Having loved Jonathan Franzen’s The Corrections, I was torn whether to be excited or worried that Freedom could live up to, or surpass, his previous novel. Happily, it has; though it took the entire book to prove it to me. While he writes great non-fiction, his novels truly impress and solidify his as one of my favorite authors.
As always, Franzen’s writing is complex yet very readable and packs a punch by encapsulating the human experience through the different eyes of the multitude of characters. He has an uncanny knack for creating real-life people that captivate the reader, going beyond mere characters to make the stories feel as if they are about people that you might know. With the novel spanning across multiple decades and a couple of generations, Franzen conveys the perspectives at various points in life with great success.
Patty and Walter Berglund are the two main characters around which the story revolves. In addition to marriage and family, friendship is another key theme throughout. Walter’s friend Richard Katz plays the pivotal role of friend and foe, as many friendships teeter between admiration and competition.
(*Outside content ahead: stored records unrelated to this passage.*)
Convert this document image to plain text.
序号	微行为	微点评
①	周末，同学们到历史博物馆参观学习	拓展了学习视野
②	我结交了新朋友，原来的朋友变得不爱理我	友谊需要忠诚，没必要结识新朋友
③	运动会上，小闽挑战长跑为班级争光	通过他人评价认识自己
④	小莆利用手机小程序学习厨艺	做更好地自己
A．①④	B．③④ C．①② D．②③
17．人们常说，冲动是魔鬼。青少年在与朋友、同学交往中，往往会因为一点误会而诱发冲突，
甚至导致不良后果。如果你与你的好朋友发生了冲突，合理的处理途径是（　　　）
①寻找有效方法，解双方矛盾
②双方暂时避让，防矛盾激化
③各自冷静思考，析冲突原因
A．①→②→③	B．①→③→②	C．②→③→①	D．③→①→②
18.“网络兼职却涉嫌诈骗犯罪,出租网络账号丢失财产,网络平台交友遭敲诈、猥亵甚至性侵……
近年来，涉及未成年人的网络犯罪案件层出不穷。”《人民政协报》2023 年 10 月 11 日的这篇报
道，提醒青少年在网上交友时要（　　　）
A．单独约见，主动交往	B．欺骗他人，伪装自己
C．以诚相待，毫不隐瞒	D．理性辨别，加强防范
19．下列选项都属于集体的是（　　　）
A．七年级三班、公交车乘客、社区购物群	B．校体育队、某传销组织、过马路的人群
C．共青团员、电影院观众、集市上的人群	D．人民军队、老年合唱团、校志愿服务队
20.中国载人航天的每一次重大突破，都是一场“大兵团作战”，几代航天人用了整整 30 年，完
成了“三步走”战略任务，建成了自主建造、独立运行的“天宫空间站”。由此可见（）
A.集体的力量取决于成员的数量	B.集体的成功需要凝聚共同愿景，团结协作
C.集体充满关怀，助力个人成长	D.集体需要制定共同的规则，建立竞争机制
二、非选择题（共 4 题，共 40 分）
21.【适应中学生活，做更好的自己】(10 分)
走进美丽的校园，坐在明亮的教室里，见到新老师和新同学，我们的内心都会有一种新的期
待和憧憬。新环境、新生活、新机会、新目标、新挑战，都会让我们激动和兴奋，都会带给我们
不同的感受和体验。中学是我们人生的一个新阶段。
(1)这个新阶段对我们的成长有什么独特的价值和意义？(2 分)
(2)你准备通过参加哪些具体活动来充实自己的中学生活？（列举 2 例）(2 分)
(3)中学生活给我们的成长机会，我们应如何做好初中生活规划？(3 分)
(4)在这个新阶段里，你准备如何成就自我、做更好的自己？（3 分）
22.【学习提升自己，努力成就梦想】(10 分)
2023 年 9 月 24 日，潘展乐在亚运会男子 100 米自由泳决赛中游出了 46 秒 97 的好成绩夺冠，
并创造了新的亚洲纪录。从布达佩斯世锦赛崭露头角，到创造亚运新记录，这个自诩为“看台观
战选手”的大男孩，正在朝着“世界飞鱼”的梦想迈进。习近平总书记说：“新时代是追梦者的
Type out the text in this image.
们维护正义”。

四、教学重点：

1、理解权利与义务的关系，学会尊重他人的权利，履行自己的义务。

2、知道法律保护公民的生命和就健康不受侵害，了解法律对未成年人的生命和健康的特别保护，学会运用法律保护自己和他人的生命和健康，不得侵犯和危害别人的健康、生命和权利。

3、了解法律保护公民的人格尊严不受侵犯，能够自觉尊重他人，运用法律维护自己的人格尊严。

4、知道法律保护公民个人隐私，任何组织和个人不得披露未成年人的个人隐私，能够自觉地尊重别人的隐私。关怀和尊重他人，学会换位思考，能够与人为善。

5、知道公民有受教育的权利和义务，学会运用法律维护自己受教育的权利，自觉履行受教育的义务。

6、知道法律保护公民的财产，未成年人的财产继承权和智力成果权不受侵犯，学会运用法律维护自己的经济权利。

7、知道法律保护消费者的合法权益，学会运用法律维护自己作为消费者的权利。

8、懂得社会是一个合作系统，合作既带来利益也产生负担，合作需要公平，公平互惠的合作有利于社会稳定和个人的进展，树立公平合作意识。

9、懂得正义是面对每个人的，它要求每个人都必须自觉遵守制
Jealously dances among all three as each wants to be the best and to self-indulge in their own desires and having met in college, their history is long and deep and complicated.
Since Patty and Walter never enjoyed the families that they grew up with, both strive to be better than them and create a loving family of their own. They have a son and a daughter, and for a while the family dynamic is certainly enviable. But life gets in the way and outside forces act upon Patty and Walter, complicating their endeavors. As much as they try to achieve perfection with their kids, it isn’t that simple. During the teen years, their son Joey gets the brunt of the animosity and disapproval as he pushes Patty, and by proximity Walter, away and in her stubbornness she retaliates. In later years, during her college years, their daughter Jessica then retreats and is held at arms’ length by Walter out of his stubbornness. As history repeats itself, the kids become adults quickly and end up raising themselves as their parents had when growing up. Yet Joey and Jessica each are their own person, and polar opposites with completely divergent and passionate lives.
Environmentalism pervades the novel, as Walter fights to preserve the lives of wild birds in any way that he can. He puts his political drive and intelligence to work for a nature conservation reserve, which even though it is his life’s dream, there is considerable pressure and stress that frustrates him to no end. Once again, life does not work as desired. It’s in these times of struggle that force Walter and Patty to grapple with themselves and in some instances to veer from each other. Much of the novel is a roller coaster between not only Walter and Patty but also what each wants from their lives, which don’t always mesh and finally pushes them to a breaking point. Due to the drama, at times it’s a sad, tough read but as any good love story, love prevails in a unique and meaningful ending.
Part of the charm of the novel is that it spans the 2000s, touching on the turmoils both nationally and internationally for Americans and calls into question the universal struggles of those times. Having been published in 2010, it certainly is a feat that Franzen captured the essence and contemplated the decade with deep interrogation that usually takes more distance from the past to achieve. Franzen showed these tendencies in The Corrections as well but he certainly has expanded his prowess in the years since and demonstrates his true skills as a writer and storyteller. The intricacies that intertwine and bolster the story is amazing and he keeps the overarching momentum going while providing minute looks into each of the character’s cameos throughout their lives. Franzen has turned the volume up and displayed much growth, which I didn’t think possible, since his last novel–so I can hardly wait for his next. Perhaps it won’t be too long from now since it took me a while to get to this one.
Recommended?: Yes, most certainly. Anyone could enjoy this novel, as it interrogates love and friendship, devotion and betrayal, and right and wrong. It questions how we treat each other and the world around us, especially the people and ideals that we care about the most.